What struck me most, and what was invaluable in my education, was the team's ability to see the bigger picture as well as the granular details at the same time, consider how each affected the other, and then diligently work to deliver on their respective roles. It's not lost on me, or either of my colleagues, that teamwork is key to success hence BBC's meticulous work ethic served to underscore all this. I guess Bill Clinton noted it better during his publicly acclaimed MasterClass when he said, “Hardly anything worth doing can be done alone.”
Memories were made, relationships strengthened, connections created, friendships struck, lessons learned, confidence bolstered and above all, pictures were taken to memorialize the occasion.

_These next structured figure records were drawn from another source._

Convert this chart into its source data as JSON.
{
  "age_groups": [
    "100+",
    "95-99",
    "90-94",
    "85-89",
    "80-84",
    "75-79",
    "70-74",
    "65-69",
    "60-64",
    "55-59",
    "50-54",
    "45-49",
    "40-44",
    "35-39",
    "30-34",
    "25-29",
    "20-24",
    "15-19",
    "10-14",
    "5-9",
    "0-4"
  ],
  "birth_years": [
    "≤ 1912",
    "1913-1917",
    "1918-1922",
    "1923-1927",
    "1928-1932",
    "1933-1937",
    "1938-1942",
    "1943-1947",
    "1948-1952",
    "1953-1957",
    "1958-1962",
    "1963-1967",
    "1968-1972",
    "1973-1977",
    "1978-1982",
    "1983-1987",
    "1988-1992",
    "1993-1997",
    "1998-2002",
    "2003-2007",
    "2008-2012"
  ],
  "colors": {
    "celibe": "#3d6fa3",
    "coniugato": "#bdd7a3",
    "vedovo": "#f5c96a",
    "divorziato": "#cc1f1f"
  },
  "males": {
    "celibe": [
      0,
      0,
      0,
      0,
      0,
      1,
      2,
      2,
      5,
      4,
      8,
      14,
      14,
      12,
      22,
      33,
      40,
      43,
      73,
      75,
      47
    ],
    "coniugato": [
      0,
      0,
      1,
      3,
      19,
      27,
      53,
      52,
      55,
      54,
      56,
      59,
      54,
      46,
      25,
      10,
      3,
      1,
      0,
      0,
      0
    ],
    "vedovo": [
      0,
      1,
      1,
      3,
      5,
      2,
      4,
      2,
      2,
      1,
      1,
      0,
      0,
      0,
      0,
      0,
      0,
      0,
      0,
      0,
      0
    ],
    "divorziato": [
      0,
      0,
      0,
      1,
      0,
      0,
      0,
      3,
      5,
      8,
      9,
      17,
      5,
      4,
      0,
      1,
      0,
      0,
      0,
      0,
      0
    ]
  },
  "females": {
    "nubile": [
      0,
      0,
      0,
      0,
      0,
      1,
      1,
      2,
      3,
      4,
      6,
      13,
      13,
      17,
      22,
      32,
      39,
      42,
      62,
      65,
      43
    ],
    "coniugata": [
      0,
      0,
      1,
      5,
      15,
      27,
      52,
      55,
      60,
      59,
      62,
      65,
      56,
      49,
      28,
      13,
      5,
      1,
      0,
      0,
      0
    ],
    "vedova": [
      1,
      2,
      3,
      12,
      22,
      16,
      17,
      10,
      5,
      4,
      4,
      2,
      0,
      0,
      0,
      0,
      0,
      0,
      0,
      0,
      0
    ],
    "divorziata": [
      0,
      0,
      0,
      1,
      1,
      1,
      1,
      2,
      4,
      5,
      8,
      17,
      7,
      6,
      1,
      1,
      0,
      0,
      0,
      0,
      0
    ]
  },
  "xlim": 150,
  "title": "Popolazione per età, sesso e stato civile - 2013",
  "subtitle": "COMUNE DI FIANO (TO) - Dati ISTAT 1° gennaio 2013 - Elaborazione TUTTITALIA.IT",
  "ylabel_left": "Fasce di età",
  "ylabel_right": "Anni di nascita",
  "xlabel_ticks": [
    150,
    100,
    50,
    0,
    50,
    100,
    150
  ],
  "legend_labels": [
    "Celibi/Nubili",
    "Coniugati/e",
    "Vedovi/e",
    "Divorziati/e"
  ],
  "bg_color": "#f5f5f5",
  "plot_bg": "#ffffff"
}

I believe that to live in the minds and hearts of the generation that follow, is to cheat death. There's no magic wand for immortality. This can only be achieved by leading a great pursuit and being a great champion at work. Working with the BBC Global Questions bevy, despite the logistical and planning nightmare that constitutes such big productions, served as one of the most eye-opening, horizon-expanding, and dare I say, ambition inspiring experiences of my life. I tip my hat for these lads and lasses whose far-reaching work across the globe, by my measure, makes them immortals.